This formula has been typically practiced on social media to a) find Black creatives who can fulfill the Black History content quota for the month and b) to appear diverse. Whereas the attempt to present themselves as an inclusive platform may be genuine for some publications, several of them fail to employ Black writers full-time or employ Black editors on their masthead. Not to mention that Black freelance writers are often paid less than their white/non-white counterparts.
While the opportunities are scarce for Black people overall, Black women are greatly underrepresented in U.S print and online news publications.
According to data from the American Society of News Editors, Hispanic, Asian, and Black women made up less than 5 percent of newsroom personnel in 2016. In traditional print and online-only journalism, Women’s Media Center reported that Black men accounted for 2.49 percent among newsroom leaders and Black women were at a meager 2.22 percent in 2017. Ultimately, the overwhelming response to the opportunities during Black History Month proves that there isn’t a shortage of Black writers, but there’s a shortage of opportunities for Black writers.
So where do we go from here? Many would argue that any opportunity is better than no opportunity at all, but these publications need to do better.

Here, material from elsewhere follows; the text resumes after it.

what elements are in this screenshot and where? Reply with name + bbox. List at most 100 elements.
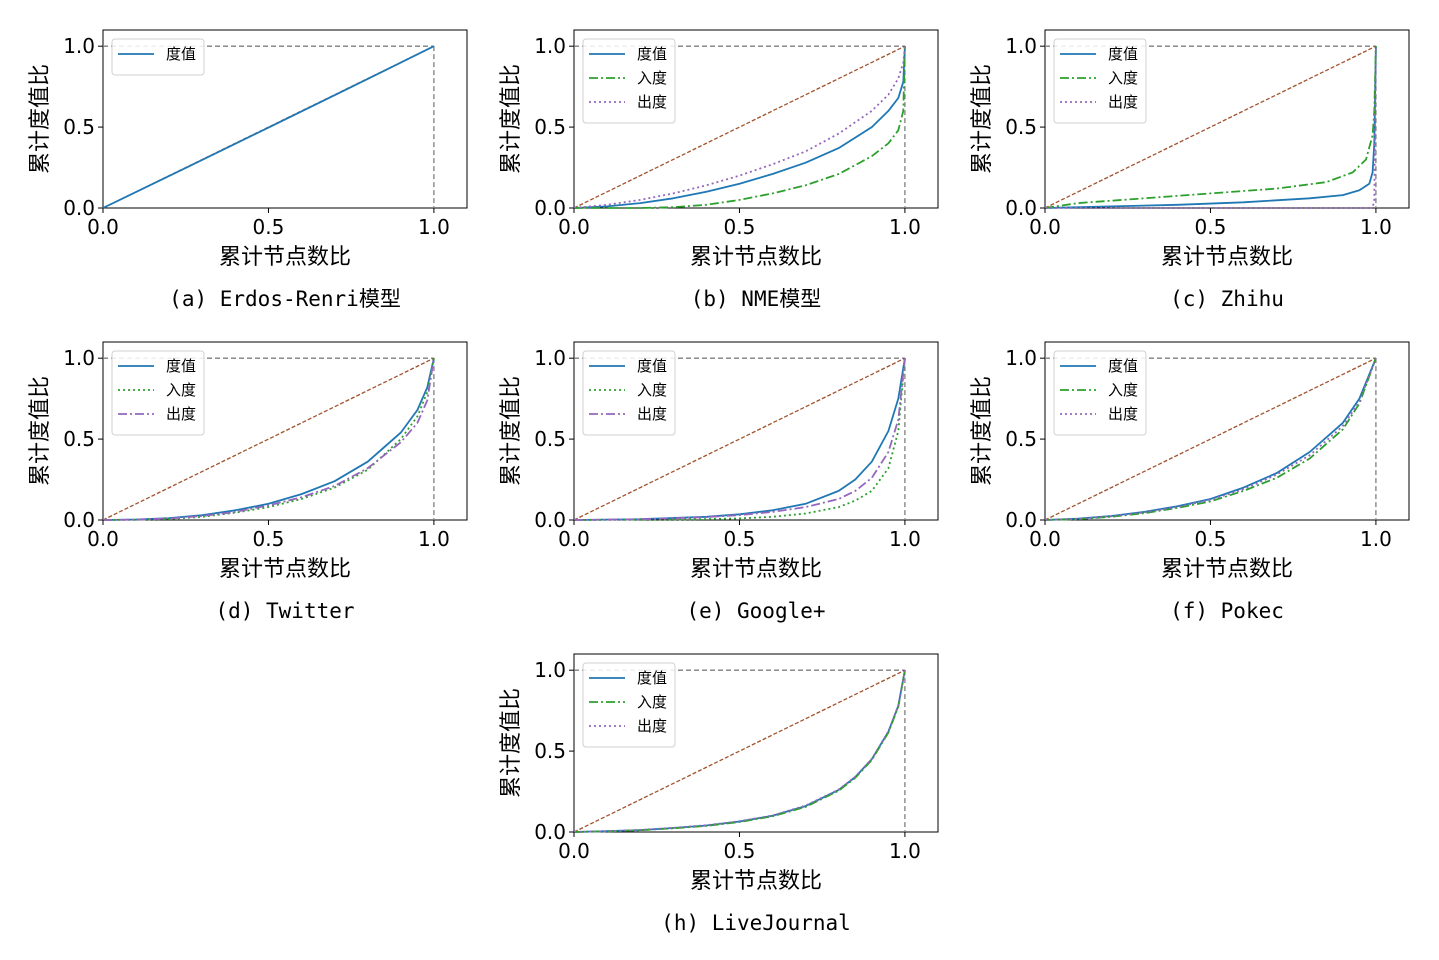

Yes, Black creatives are presented with the chance to add a byline to their portfolios and have their writing viewed by a larger audience—but what about the other eleven months of the year? Are these publications making a conscious effort to ensure that Black writers can pitch and share their stories all year long?
Until I see more Black people employed at these publications, I refuse to give them a round of applause for reaching out during Black History Month. If editors and publications alike continue to seek out token spots in media when convenient, employ the status quo, and don’t consider diversity beyond optics, they are complicit and part of the problem. Black writers exist and newsrooms should reflect the general public. That means ensuring that Black writers and other minorities can tell our stories 365 days of the year.